Des dizaines d'entreprises de scooters ont inondé les rues de Paris
Chaux, qui affirme que ses bornes de recharge fonctionnent à l'électricité dite propre et prévoit de n'utiliser que des camionnettes électriques pour les ramassages, espère être l'un d'entre eux.
Il promet également de surmonter certaines douleurs de croissance embarrassantes :il y a quelques mois, des vidéos sont apparues montrant « des presse-agrumes, " comme Lime appelle les travailleurs indépendants qui rassemblent des scooters pour recharger les batteries, à l'aide de générateurs électriques fonctionnant au gaz.

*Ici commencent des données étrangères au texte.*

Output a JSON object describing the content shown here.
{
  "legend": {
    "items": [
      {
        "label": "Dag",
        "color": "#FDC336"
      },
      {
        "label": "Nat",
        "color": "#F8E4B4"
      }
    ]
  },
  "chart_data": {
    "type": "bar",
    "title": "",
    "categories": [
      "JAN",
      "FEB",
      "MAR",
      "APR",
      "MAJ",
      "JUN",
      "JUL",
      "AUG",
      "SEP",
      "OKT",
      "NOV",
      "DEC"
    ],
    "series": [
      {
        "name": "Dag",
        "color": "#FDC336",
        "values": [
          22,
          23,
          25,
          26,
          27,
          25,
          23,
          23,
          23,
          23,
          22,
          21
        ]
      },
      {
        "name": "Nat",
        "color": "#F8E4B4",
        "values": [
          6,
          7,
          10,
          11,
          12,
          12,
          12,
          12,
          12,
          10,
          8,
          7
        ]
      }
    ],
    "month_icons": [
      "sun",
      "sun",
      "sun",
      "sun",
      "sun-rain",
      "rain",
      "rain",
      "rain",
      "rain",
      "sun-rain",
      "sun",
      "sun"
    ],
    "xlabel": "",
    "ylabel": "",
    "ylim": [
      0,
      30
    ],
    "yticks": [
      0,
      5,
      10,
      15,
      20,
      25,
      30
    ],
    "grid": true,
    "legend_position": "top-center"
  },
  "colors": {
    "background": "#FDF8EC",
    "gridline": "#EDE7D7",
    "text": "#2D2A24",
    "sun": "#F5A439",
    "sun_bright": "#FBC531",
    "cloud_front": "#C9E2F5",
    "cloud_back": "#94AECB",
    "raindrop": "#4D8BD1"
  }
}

« En un an et demi seulement, nous sommes passés d'une entreprise avec des idées innovantes à une entreprise de transport de masse, " Jacquier a déclaré à propos de la décision précoce d'externaliser la charge, quelque chose qu'il a depuis exclu.
Toutefois, les opérateurs doivent également relever le défi de faire rouler les scooters plus longtemps.
"Si vous êtes capable d'atteindre une durée de vie de deux ans, qui serait un scooter vraiment robuste et avec de très bonnes politiques anti-vandalisme... ça fait une grosse différence, " a déclaré Johnson.
Mais depuis septembre, quand Lime a lancé ses recherches sur la Seine, quelque 200 scooters ont été retirés, dit Sonthay Detsaboun, qui gère les patrouilles urbaines.
C'est une histoire similaire à Lyon, où en septembre un groupe environnemental a sorti 109 scooters sur un seul tronçon de 800 mètres le long du Rhône, l'une des deux rivières qui sillonnent la ville.
Les fabricants de scooters cherchent des moyens de prolonger la durée de vie de la batterie
Construire une meilleure machine
Au dépôt de Lime à Arcueil, juste au sud de Paris, le vacarme du cliquetis du métal et des outils électriques suggère que le vandalisme restera un défi pour la rentabilité, tout comme il l'a été pour le système pionnier de partage de vélos Velib de la ville.
Quelque 200 mécaniciens font tourner la place 24 heures sur 24, sept jours sur sept, afin que la flotte puisse continuer à rouler.
Chaque jour 1, 000 à 1, 500 scooters sont remis en état de marche - les problèmes courants incluent des câbles de frein coupés ou des codes QR peints à la bombe, ce qui signifie qu'ils ne peuvent pas être déverrouillés.
Lime modernise sa flotte pour mettre des batteries plus grosses sous le plancher, espérons prolonger la durée de vie du composant le plus coûteux et le plus dommageable pour l'environnement.
Ces scooters peuvent parcourir 50 kilomètres (30 miles) avec une seule charge, et avoir une durée de vie améliorée de 16 à 18 mois, dit Jacquier.
"Nous visons un impact environnemental net de zéro, et donc 100 pour cent positif pour la planète, " il a dit.